Stephen Short (died 2015) was a British record producer who also operated Ping Pong Music, an artist management company. Songs he worked on went on to become chart-topping singles that had won Grammy Awards, Academy Awards, and Golden Globe Awards.

== 1976–1991: Early years ==
Stephen Short started his career in the music industry in 1976 at Trident Studios in London, UK. Working with musicians such as Kirk Allen and his band Elixir, Marc Bolan, Echo & the Bunnymen, Genesis, Paul McCartney, Peter Gabriel, Queen and Wings, Short went from being a teaboy to becoming senior engineer within two years.

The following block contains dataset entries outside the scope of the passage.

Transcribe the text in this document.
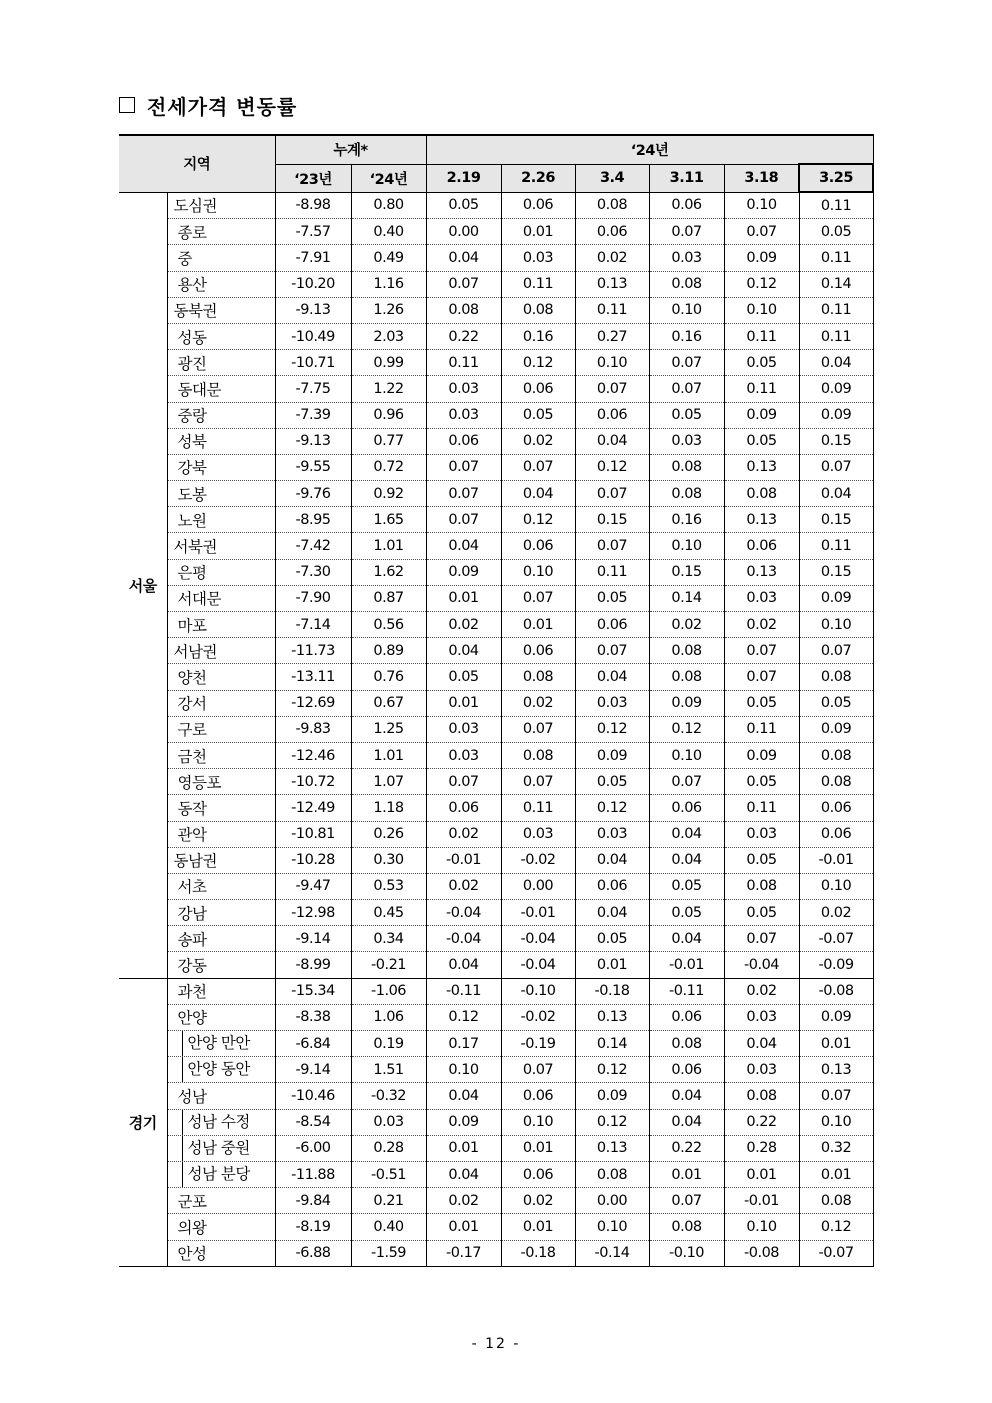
전세가격 변동률
지역		누계*		‘24년					
		‘23년	‘24년	2.19	2.26	3.4	3.11	3.18	3.25
서울	도심권	-8.98	0.80	0.05	0.06	0.08	0.06	0.10	0.11
	종로	-7.57	0.40	0.00	0.01	0.06	0.07	0.07	0.05
	중	-7.91	0.49	0.04	0.03	0.02	0.03	0.09	0.11
	용산	-10.20	1.16	0.07	0.11	0.13	0.08	0.12	0.14
	동북권	-9.13	1.26	0.08	0.08	0.11	0.10	0.10	0.11
	성동	-10.49	2.03	0.22	0.16	0.27	0.16	0.11	0.11
	광진	-10.71	0.99	0.11	0.12	0.10	0.07	0.05	0.04
	동대문	-7.75	1.22	0.03	0.06	0.07	0.07	0.11	0.09
	중랑	-7.39	0.96	0.03	0.05	0.06	0.05	0.09	0.09
	성북	-9.13	0.77	0.06	0.02	0.04	0.03	0.05	0.15
	강북	-9.55	0.72	0.07	0.07	0.12	0.08	0.13	0.07
	도봉	-9.76	0.92	0.07	0.04	0.07	0.08	0.08	0.04
	노원	-8.95	1.65	0.07	0.12	0.15	0.16	0.13	0.15
	서북권	-7.42	1.01	0.04	0.06	0.07	0.10	0.06	0.11
	은평	-7.30	1.62	0.09	0.10	0.11	0.15	0.13	0.15
	서대문	-7.90	0.87	0.01	0.07	0.05	0.14	0.03	0.09
	마포	-7.14	0.56	0.02	0.01	0.06	0.02	0.02	0.10
	서남권	-11.73	0.89	0.04	0.06	0.07	0.08	0.07	0.07
	양천	-13.11	0.76	0.05	0.08	0.04	0.08	0.07	0.08
	강서	-12.69	0.67	0.01	0.02	0.03	0.09	0.05	0.05
	구로	-9.83	1.25	0.03	0.07	0.12	0.12	0.11	0.09
	금천	-12.46	1.01	0.03	0.08	0.09	0.10	0.09	0.08
	영등포	-10.72	1.07	0.07	0.07	0.05	0.07	0.05	0.08
	동작	-12.49	1.18	0.06	0.11	0.12	0.06	0.11	0.06
	관악	-10.81	0.26	0.02	0.03	0.03	0.04	0.03	0.06
	동남권	-10.28	0.30	-0.01	-0.02	0.04	0.04	0.05	-0.01
	서초	-9.47	0.53	0.02	0.00	0.06	0.05	0.08	0.10
	강남	-12.98	0.45	-0.04	-0.01	0.04	0.05	0.05	0.02
	송파	-9.14	0.34	-0.04	-0.04	0.05	0.04	0.07	-0.07
	강동	-8.99	-0.21	0.04	-0.04	0.01	-0.01	-0.04	-0.09
경기	과천	-15.34	-1.06	-0.11	-0.10	-0.18	-0.11	0.02	-0.08
	안양	-8.38	1.06	0.12	-0.02	0.13	0.06	0.03	0.09
	안양 만안	-6.84	0.19	0.17	-0.19	0.14	0.08	0.04	0.01
	안양 동안	-9.14	1.51	0.10	0.07	0.12	0.06	0.03	0.13
	성남	-10.46	-0.32	0.04	0.06	0.09	0.04	0.08	0.07
	성남 수정	-8.54	0.03	0.09	0.10	0.12	0.04	0.22	0.10
	성남 중원	-6.00	0.28	0.01	0.01	0.13	0.22	0.28	0.32
	성남 분당	-11.88	-0.51	0.04	0.06	0.08	0.01	0.01	0.01
	군포	-9.84	0.21	0.02	0.02	0.00	0.07	-0.01	0.08
	의왕	-8.19	0.40	0.01	0.01	0.10	0.08	0.10	0.12
	안성	-6.88	-1.59	-0.17	-0.18	-0.14	-0.10	-0.08	-0.07
- 12 -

One of his earliest production credits is the 1978 Donna Summer song "Last Dance", which he had mixed and had contributed his own back-up vocals. The song went on to win an Academy Award and a Golden Globe for Best Original Song. In 1980, at the age of 24, Short created an investment group with three other investors and purchased Trident Studios. Employing a staff of thirty people, Short and his team became some of the most sought-after producers and engineers in the music industry.

== 1992–2000: Shift to US production ==
In early 1992, Short was invited to the United States to discuss the possibility of opening a US branch of Trident Studios. Following several meetings, Short decided to rather focus on production and to move on from the studio ownership business. After spending a brief amount of time in Los Angeles, California, Short traveled across the United States answering requests to become involved in many different musical projects. During this phase of his career, Short worked with popular musicians such as Remy Zero as well as Phil Collins. Short was awarded a Grammy for his work with the Christian band dc Talk and another Grammy for his work with Chaka Khan. Over the years, Stephen continued producing for major labels such as Epic Records, Capitol Records, and many others. In 1997, the band Ben Folds Five released the song "Steven's Last Night in Town", which is based on Stephen Short's friendship with Ben Folds.

== 2001–2015: Artist management ==
Identifying a need to develop and nurture young artists, Short formed a production & management company. In 2001, Short signed a band he discovered and managed called Limousine to Jimmy Iovine of Interscope Records. Eighteen months later, Short discovered a group called Augustana, and signed them a two million dollar deal with Sony and EMI publishing. In the mid to late 2000s, Short had developed more emerging artists including This World Fair Windsor Drive and Camera Can't Lie.

== Death ==
In the summer of 2015, Short announced he had been battling colon cancer for two years. He died on 9 July 2015.